We summarize the two statutes in issue. As relevant here the kidnapping statute, Section 565.110 RSMo., makes it a class B felony to remove a person without consent for the purpose of facilitating a felony, here sexual abuse (Section 566.110(2) RSMo.).
The court refused defendant’s offered instruction based on the false imprisonment statute making it a misdemeanor to knowingly restrain a person without consent.
Defendant now contends he was entitled to the false imprisonment instruction, arguing the evidence showed he committed that offense. He cites Section 565.130 RSMo., based merely on unlawful restraint of the victim. But the charged offense of kidnapping, Section 565.110, supra, includes the further element of unlawful removal, and that was shown by the evidence.
Defendant’s present contention was raised and refuted in State v. Seddens, 624 Mo.App. 470, (Mo.App.1981). There as here on a kidnapping conviction defendant contended he was entitled to an instruction on false imprisonment as a lesser included offense.
In Seddens the evidence was that defendant forced the victim to drive him away in the victim’s car.
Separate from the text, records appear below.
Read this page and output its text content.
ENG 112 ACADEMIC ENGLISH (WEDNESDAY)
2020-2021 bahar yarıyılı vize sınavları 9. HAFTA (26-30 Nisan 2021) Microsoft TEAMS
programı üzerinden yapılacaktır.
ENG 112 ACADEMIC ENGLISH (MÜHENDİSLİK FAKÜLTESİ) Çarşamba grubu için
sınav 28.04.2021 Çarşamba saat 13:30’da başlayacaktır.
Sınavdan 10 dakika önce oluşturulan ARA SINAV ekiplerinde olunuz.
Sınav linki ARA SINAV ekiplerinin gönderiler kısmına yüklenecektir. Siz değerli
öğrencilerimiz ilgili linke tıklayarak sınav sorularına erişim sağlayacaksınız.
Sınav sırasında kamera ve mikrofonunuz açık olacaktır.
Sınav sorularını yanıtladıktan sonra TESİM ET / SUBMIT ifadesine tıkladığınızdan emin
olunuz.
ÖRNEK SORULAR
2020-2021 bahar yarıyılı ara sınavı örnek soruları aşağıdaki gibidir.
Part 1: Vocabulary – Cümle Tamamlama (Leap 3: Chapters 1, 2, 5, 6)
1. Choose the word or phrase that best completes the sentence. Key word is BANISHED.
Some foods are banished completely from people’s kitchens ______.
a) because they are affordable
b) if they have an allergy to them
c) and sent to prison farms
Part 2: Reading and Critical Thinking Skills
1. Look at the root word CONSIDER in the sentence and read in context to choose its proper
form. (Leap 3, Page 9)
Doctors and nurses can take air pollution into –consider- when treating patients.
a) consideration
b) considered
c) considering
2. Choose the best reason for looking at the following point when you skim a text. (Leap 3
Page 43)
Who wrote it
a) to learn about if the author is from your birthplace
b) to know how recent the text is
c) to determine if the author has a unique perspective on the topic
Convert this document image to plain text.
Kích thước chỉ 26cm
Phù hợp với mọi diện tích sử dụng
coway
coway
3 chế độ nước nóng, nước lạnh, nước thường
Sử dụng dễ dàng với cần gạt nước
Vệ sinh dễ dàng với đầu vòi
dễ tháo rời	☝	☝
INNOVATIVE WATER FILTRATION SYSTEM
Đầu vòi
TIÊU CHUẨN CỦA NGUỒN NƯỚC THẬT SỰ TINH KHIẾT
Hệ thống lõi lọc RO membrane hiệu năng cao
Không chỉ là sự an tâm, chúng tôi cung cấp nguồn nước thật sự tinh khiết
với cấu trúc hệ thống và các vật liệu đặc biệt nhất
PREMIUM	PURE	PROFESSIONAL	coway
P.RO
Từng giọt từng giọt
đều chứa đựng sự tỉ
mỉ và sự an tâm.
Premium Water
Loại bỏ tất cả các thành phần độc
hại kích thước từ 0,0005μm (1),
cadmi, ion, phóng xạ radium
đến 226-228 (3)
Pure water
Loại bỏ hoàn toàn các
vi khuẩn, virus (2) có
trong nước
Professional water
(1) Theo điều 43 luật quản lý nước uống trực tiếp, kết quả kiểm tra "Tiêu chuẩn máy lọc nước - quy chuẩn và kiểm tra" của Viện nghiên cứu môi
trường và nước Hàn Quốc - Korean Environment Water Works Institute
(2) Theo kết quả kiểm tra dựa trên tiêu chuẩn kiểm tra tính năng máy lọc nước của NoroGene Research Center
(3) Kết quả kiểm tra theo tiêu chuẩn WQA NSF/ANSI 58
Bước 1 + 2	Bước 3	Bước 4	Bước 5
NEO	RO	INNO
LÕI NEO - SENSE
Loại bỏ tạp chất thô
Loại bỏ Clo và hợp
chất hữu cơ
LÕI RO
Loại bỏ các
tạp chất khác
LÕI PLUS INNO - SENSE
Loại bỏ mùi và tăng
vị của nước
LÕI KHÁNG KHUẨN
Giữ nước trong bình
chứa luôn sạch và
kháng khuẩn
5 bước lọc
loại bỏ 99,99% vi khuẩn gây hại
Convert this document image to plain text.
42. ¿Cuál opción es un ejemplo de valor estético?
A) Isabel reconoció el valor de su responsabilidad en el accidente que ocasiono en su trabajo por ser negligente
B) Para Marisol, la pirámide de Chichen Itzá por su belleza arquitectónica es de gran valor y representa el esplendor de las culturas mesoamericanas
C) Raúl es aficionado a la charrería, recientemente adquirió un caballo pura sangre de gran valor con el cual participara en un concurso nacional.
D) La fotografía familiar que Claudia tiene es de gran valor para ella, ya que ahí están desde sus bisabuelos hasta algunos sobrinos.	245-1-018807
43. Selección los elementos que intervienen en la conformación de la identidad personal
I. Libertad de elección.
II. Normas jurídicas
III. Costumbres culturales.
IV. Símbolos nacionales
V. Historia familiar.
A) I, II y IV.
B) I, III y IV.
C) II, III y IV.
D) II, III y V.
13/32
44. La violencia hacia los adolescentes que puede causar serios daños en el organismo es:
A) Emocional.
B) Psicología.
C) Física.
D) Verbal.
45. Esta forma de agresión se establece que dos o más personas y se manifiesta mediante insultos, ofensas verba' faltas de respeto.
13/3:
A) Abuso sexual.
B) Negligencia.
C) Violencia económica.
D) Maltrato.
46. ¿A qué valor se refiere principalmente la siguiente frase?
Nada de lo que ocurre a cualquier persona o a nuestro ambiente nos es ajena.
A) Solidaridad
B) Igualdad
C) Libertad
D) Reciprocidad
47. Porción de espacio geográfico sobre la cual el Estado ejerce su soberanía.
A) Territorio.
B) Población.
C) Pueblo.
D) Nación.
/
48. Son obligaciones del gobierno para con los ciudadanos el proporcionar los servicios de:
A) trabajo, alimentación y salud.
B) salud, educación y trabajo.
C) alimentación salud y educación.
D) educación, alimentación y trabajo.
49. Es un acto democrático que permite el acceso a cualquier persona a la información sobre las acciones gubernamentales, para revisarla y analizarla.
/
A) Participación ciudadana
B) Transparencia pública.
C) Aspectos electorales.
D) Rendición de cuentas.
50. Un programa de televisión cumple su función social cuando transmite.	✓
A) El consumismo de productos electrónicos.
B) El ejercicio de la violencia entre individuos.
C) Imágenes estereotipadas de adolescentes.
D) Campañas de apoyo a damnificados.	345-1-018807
In upholding the trial court’s denial of the defendant’s proffered instruction on false imprisonment the court ruled: “The offense of kidnapping and false arrest lose mutual identity when the element charged in kidnapping is unlawful removal. The restraint of a person necessary to constitute false arrest is present factually in the proof of kidnapping only where the accused has perpetrated the kidnapping by unlawfully confining another without his consent for a substantial period. *2Application of this distinction is illustrated in the subject case where the indictment charged Seddens with the unlawful removal of Avery from the place where Seddens confronted him...” (Our emphasis.)
Both the charge and evidence here covered defendant’s act in unlawfully removing the victim from her home. So, the court correctly refused defendant’s instruction on false imprisonment.
Affirmed.
REINHARD, P. J., and SNYDER and CRIST, JJ., concur.